## 1B.27 Hw Help

$\Delta p \Delta x\geq \frac{h}{4\pi }$

Bita Ghanei 1F
Posts: 60
Joined: Thu Feb 28, 2019 12:15 am

### 1B.27 Hw Help

A bowling ball of mass 8.00 kg is rolled down a bowling alley lane at . What is the minimum uncertainty in its position?

How do you solve for the change in velocity here? It seems as though we are not given enough information.

Paul Hage 2G
Posts: 105
Joined: Thu Jul 25, 2019 12:17 am

### Re: 1B.27 Hw Help

You would use the Heisenberg Uncertainty Equation: ΔpΔx≥h/4pi. This equation is equivalent to mΔvΔx≥h/4pi. So you would now isolate Δv and sub in the values we know. We know, from the problem, that the uncertainty in position, Δx, is 5.0m. The mass is 8.00kg. h is Planck's constant, 6.626 x 10^-34 J s.

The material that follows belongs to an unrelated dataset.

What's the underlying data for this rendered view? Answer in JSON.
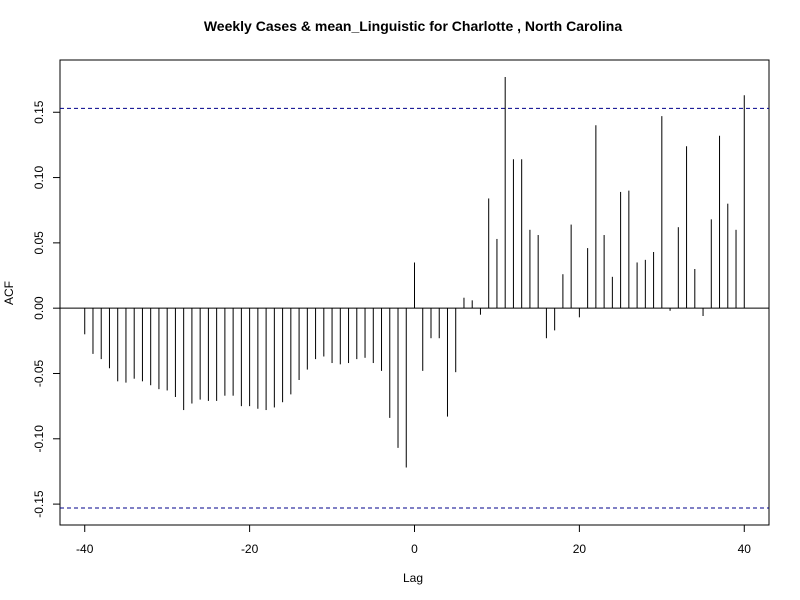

Using this information, we can isolate Δv and solve.

Sion Hwang 4D
Posts: 51
Joined: Wed Sep 18, 2019 12:21 am

### Re: 1B.27 Hw Help

You use the Heisenberg's Uncertainty Equation.

It states:
ΔmΔvΔx ≥ h/4pi.
You know that the mass is 8.00 kg, h= 6.626 x 10^-34 kg*m^2*s^-1, and Δv is 10m/s. You must isolate Δx.

Hence,

Δx ≥ (6.626 x 10^-34 kg*m^2*s^-1 / 4pi) / (8kg * 10m/s), and you are left with:
Δx ≥ 6.6 x 10^-37 m.

RRahimtoola1I
Posts: 102
Joined: Fri Aug 09, 2019 12:15 am

### Re: 1B.27 Hw Help

For ∆x, I got 6.6 x 10-36m also, but the answer in the back of the book and the solution manual is 1.3 x 10-36m. Which is the correct answer?

AlyssaYeh_1B
Posts: 100
Joined: Sat Aug 17, 2019 12:16 am

### Re: 1B.27 Hw Help

RRahimtoola1G wrote:For ∆x, I got 6.6 x 10-36m also, but the answer in the back of the book and the solution manual is 1.3 x 10-36m. Which is the correct answer?

The correct answer would be 6.6 x 10-37m. There was an error in the solutions manual (Δv = 5m/s when Δv should've been 10m/s)

805307623
Posts: 99
Joined: Fri Aug 09, 2019 12:17 am

### Re: 1B.27 Hw Help

If you plug in all the variables the equation: delta x= (1/2)(h/(m*delta v)) should provide the answer straight away.